Public health research sponsored by the Centers for Disease Control and Prevention helps us prevent and contain disease outbreaks. As we transition from a health care system focused on the treatment of disease to a system based on disease prevention, we will increasingly rely on public health research to identify new prevention techniques and interventions that help keep people healthy. For example, the CDC has established a research grant program to help develop and test new ways to combat healthcare-associated infections - infections that harm patients and increase health care costs. Through this initiative, the CDC awarded a grant to the Chicago Antimicrobial Resistance and Infection Prevention Epicenter, a collaboration between the Cook County Health and Hospitals System and Rush University Medical Center, to research strategies for antimicrobial resistance and infection prevention.
The funding of basic research in fields such as chemistry, engineering, physics, and computers by the National Science Foundation has led to discoveries and technological advances that have been truly revolutionary. NSF-funded researchers have decoded the genetics of viruses and created an entirely new state of matter. NSF-funded research is also enhancing our understanding of the link between brain health and overall human health.
These examples merely scratch the surface of federally-funded research discoveries and only hint at the promise of our continued investment in research.

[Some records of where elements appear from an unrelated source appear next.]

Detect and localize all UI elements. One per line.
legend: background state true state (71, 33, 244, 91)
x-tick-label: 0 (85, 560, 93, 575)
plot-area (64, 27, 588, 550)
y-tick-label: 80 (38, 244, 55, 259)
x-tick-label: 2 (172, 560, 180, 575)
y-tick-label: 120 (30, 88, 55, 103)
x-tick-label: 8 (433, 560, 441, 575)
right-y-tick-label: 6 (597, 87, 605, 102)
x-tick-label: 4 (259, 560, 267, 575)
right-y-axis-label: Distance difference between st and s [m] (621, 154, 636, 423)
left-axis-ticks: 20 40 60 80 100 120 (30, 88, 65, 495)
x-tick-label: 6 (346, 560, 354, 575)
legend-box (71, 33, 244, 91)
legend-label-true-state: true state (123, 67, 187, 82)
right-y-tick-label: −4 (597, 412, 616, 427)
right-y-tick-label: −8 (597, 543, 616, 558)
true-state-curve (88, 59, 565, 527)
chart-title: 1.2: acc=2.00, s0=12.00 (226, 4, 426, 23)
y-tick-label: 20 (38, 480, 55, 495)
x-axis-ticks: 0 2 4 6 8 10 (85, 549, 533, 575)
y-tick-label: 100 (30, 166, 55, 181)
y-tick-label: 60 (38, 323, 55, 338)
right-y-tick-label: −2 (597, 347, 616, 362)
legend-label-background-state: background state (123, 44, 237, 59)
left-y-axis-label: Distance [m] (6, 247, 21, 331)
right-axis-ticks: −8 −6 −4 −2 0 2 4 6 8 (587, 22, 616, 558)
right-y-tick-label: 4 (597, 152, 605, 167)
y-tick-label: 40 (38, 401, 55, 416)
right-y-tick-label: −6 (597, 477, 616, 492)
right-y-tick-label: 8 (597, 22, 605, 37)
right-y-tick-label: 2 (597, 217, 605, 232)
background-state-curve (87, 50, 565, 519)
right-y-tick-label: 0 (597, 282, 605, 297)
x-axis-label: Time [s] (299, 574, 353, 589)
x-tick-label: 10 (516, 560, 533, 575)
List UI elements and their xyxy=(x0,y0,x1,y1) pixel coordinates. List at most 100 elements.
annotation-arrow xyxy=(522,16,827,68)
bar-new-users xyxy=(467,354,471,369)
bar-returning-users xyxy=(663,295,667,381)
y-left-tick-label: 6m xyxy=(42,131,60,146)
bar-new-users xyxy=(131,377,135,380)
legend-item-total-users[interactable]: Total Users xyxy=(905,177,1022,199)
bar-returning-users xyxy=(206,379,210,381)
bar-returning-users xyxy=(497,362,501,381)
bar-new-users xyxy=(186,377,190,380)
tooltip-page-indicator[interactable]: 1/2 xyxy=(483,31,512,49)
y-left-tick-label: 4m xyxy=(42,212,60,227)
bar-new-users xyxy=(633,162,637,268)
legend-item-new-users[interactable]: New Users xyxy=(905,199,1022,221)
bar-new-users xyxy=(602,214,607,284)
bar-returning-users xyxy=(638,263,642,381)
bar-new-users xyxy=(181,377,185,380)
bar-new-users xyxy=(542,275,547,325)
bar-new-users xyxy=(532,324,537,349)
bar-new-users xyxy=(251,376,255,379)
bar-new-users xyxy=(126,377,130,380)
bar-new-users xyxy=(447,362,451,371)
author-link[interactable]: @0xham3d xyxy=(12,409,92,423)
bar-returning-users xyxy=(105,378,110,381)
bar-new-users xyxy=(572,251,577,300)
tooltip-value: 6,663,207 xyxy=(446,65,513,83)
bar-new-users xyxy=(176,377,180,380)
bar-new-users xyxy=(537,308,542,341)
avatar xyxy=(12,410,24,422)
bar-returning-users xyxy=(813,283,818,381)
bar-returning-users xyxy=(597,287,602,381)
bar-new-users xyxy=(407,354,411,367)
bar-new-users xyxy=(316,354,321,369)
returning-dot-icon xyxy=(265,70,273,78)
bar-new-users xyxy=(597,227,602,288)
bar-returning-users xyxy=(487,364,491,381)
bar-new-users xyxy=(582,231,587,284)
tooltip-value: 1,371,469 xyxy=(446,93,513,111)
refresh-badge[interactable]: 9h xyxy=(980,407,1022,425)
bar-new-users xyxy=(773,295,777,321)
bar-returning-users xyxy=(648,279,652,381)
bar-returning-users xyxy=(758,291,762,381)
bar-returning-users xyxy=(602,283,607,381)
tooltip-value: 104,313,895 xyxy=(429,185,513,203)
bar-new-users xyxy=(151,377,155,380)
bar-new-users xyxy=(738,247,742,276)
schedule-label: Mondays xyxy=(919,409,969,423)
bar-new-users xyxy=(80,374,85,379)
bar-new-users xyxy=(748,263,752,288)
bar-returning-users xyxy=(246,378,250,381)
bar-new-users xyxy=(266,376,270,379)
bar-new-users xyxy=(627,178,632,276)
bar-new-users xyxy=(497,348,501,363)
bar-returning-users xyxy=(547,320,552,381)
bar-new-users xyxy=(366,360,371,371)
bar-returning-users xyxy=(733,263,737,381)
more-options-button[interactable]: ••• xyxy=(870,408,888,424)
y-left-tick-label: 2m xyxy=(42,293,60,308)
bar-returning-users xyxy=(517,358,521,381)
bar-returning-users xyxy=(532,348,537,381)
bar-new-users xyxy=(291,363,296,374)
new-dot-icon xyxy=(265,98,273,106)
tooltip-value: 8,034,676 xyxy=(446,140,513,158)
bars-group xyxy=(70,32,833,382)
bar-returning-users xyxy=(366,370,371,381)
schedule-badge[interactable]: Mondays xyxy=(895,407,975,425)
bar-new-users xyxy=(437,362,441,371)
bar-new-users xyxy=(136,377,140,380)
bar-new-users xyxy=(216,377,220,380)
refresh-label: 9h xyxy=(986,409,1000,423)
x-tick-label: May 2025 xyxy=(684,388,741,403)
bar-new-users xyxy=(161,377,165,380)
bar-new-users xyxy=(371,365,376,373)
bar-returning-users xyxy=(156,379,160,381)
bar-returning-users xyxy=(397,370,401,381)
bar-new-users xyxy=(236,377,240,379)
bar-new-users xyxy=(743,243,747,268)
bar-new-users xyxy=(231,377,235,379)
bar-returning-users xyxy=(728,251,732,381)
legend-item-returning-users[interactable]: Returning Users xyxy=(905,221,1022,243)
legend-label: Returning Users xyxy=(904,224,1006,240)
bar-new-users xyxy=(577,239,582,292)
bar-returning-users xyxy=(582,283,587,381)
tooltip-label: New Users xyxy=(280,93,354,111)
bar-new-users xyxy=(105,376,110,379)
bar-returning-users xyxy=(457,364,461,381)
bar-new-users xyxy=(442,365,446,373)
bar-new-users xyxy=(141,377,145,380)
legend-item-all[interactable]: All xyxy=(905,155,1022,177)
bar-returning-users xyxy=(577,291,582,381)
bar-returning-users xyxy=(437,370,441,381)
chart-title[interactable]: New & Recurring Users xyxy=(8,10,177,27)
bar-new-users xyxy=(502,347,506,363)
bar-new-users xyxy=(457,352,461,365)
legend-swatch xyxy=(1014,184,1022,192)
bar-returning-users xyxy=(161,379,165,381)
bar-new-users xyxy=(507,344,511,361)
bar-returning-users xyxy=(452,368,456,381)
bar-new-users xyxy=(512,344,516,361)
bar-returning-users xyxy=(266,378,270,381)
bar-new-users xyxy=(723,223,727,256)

We can imagine the possibilities - a cure for HIV/AIDS, the elimination of health disparities, or the end of Alzheimer's disease. If we don't stop the sequester cuts, which include budget cuts of $2.5 billion to NIH, $586 million to NSF, and $490 million to CDC, or any other cuts, these discoveries could be severely delayed or even worse never become reality. We can't allow that. We must avert these cuts and replace them with a balanced approach that continues our investment in research.